Sebenarnya ketentuan ini tidak mendapatkan penegasan dari hadits Rasulullah
Saw., hanya saja dalam beberapa atsar yang shahih disebutkan bahwa para salafus
shalih melakukan hal tersebut. Para Ulama sendiri telah menyebutkan dua cara
bagaimana menghadap kiblat :
a)
Berbaring terlentang diatas punggungnya, sedangkan kedua telapak kakinya
dihadapkan kearah kiblat. Setelah itu, kepala orang tersebut diangkat sedikit agar
ia menghadap kearah kiblat.
b)
Mengarahkan bagian kanan tubuh orang yang tengah sakaratul maut menghadap ke
kiblat. Dan Imam Syaukai menganggap bentuk seperti ini sebagai tata cara yang
paling benar. Seandainya posisi ini menimbulkan sakit atau sesak, maka
biarkanlah orang tersebut berbaring kearah manapun yang membuatnya selesai.
D.
Teori Peace End Of Life
Menurut Ruland & Moore (1998),
teori menghadapi kematian dengan damai merupakan tindakan keperawatan yang
dilakukan tehadap pasien dengan kondisi yang tidak memungkinkan untuk hidup
lebih lama. Teori ini dirancang untuk memberikan hasil yang positif
dengan kriteria:
1.
Bebas dari rasa sakit
Terbebas
dari penderitaan atau gejala distres merupakan bagian pokok/penting dari
pengalaman banyak pasien yang menghadapi kematian. Rasa sakit dianggap sebagai pengalaman
sensorik dan emosional yang tidak menyenangkan terkait dengan kerusakan
jaringan yang aktual atau potensial. (Lenz, Suppe, Gift, Pugh & Milligan,
1995; Pain terms, 1979)
2.
Merasakan kenyamanan
Kenyamanan didefinisi
secara inklusif yang digunakan oleh Kolcaba dan Kolcaba’s (1991) antara lain:
a. Bantuan terhadap ketidaknyamanan.
b. Berada dalam keadaan yang senang dan
kepuasan yang damai.
c. dan apa pun yang membuat hidup menjadi
mudah atau menyenangkan (Ruand & Moore, 1998, p. 172).
3.
Merasakan dihargai/dihormati
Setiap
pasien yang berada pada fase penyakit terminal perlu dihormati dan dihargai sebagai
manusia (Ruland & Moore, 1998, p. 172). Konsep ini menggabungkan ide yang bernilai
pribadi, seperti yang diungkapkan oleh prinsip etis otonomi dan menghormati orang,
yang menyatakan bahwa individu harus diperlakukan sebagai individu yang otonom
dan jika seseorang dengan otonomi yang berkurang berhak atas perlindungan
(United States, 1978).
4.
Merasakan kedamaian
Kedamaian
yaitu merasakan ketenangan, kesesuaian/keselarasan dan kepuasaan serta bebas
dari ansietas, kegelisahan, kekhawatiran, dan ketakutan (Ruland & Moore,
1998, p. 172). Kondisi damai meliputi fisik, psikologis dan spiritual
5.
Kedekatan dengan orang yang berarti dalam hidup dan yang telah merawat pasien
Kualitas hidup didefinisikan dan
dievaluasi sebagai wujud kepuasan melalui hasil penilaian empiris seperti penanganan
tehadap gejala dan kepuasan dengan hubungan interpersonal. Memasukkan pilihan-pilihan
pasien ke dalam keputusan perawatan merupakan pertimbangan yang tepat.
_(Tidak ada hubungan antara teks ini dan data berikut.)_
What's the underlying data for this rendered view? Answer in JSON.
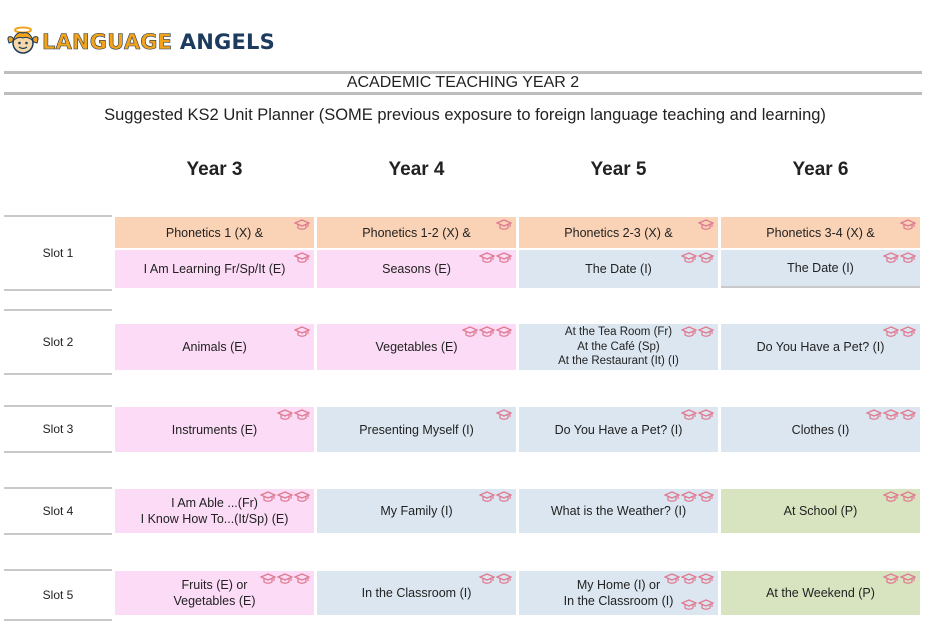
{
  "header": {
    "brand_word1": "LANGUAGE",
    "brand_word2": "ANGELS",
    "title": "ACADEMIC TEACHING YEAR 2",
    "subtitle": "Suggested KS2 Unit Planner (SOME previous exposure to foreign language teaching and learning)"
  },
  "years": [
    "Year 3",
    "Year 4",
    "Year 5",
    "Year 6"
  ],
  "slots": [
    "Slot 1",
    "Slot 2",
    "Slot 3",
    "Slot 4",
    "Slot 5"
  ],
  "colors": {
    "early_pink": "#fbdbf5",
    "intermediate_blue": "#dce6f0",
    "progressive_green": "#d8e4bf",
    "phonetics_orange": "#fad3b6",
    "cap_icon": "#e07a92"
  },
  "grid": {
    "phonetics": [
      {
        "text": "Phonetics 1 (X) &",
        "caps": 1
      },
      {
        "text": "Phonetics 1-2 (X) &",
        "caps": 1
      },
      {
        "text": "Phonetics 2-3 (X) &",
        "caps": 1
      },
      {
        "text": "Phonetics 3-4 (X) &",
        "caps": 1
      }
    ],
    "slot1": [
      {
        "lines": [
          "I Am Learning Fr/Sp/It (E)"
        ],
        "caps": 1,
        "level": "E"
      },
      {
        "lines": [
          "Seasons (E)"
        ],
        "caps": 2,
        "level": "E"
      },
      {
        "lines": [
          "The Date (I)"
        ],
        "caps": 2,
        "level": "I"
      },
      {
        "lines": [
          "The Date (I)"
        ],
        "caps": 2,
        "level": "I"
      }
    ],
    "slot2": [
      {
        "lines": [
          "Animals (E)"
        ],
        "caps": 1,
        "level": "E"
      },
      {
        "lines": [
          "Vegetables (E)"
        ],
        "caps": 3,
        "level": "E"
      },
      {
        "lines": [
          "At the Tea Room (Fr)",
          "At the Café (Sp)",
          "At the Restaurant (It) (I)"
        ],
        "caps": 2,
        "level": "I"
      },
      {
        "lines": [
          "Do You Have a Pet? (I)"
        ],
        "caps": 2,
        "level": "I"
      }
    ],
    "slot3": [
      {
        "lines": [
          "Instruments (E)"
        ],
        "caps": 2,
        "level": "E"
      },
      {
        "lines": [
          "Presenting Myself (I)"
        ],
        "caps": 1,
        "level": "I"
      },
      {
        "lines": [
          "Do You Have a Pet? (I)"
        ],
        "caps": 2,
        "level": "I"
      },
      {
        "lines": [
          "Clothes (I)"
        ],
        "caps": 3,
        "level": "I"
      }
    ],
    "slot4": [
      {
        "lines": [
          "I Am Able ...(Fr)",
          "I Know How To...(It/Sp) (E)"
        ],
        "caps": 3,
        "level": "E"
      },
      {
        "lines": [
          "My Family (I)"
        ],
        "caps": 2,
        "level": "I"
      },
      {
        "lines": [
          "What is the Weather? (I)"
        ],
        "caps": 3,
        "level": "I"
      },
      {
        "lines": [
          "At School (P)"
        ],
        "caps": 2,
        "level": "P"
      }
    ],
    "slot5": [
      {
        "lines": [
          "Fruits (E) or",
          "Vegetables (E)"
        ],
        "caps": 3,
        "level": "E"
      },
      {
        "lines": [
          "In the Classroom (I)"
        ],
        "caps": 2,
        "level": "I"
      },
      {
        "lines": [
          "My Home (I) or",
          "In the Classroom (I)"
        ],
        "caps": 3,
        "caps_line2": 2,
        "level": "I"
      },
      {
        "lines": [
          "At the Weekend (P)"
        ],
        "caps": 2,
        "level": "P"
      }
    ]
  }
}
Teori ini menjelaskan hidup yang berkualitas
sebagai keadaan di mana seseorang mendapatkan apa yang diinginkan, sebuah
pendekatan yang dirasa tepat untuk memberikan perawatan pada seseorang yang
ingin menghadapi kematian dengan damai.
Karena teori peace end of life berasal
dari standar pelayanan yang ditulis oleh tim perawat ahli yang menangani masalah
praktek, konsep metaparadigma yang melekat dalam mengatasi fenomena keperawatan,
perawatan kompleks dan holistik diperlukan untuk mendukung peace end of life.
Ada dua asumsi yang diidentifikasi oleh
Ruland and Moore’s (1998) dalam teori peace end of life yaitu:
a. Kejadian dan perasaan pada end of life
bersifat personal dan individual.
b. Pelayanan keperawatan memiliki peran
penting dalam menciptakan pengalaman end of life ini. Perawat mengkaji dan
menginterprestasikan petunjuk yang merefleksikan pengalaman end of life pasien
dan memberikan intervensi seperlunya untuk mendapatkan atau mempertahankan
pengalaman penuh kedamaian bahkan terhadap pasien sekarat yang tidak mampu
berkomunikasi secara verbal sekalipun.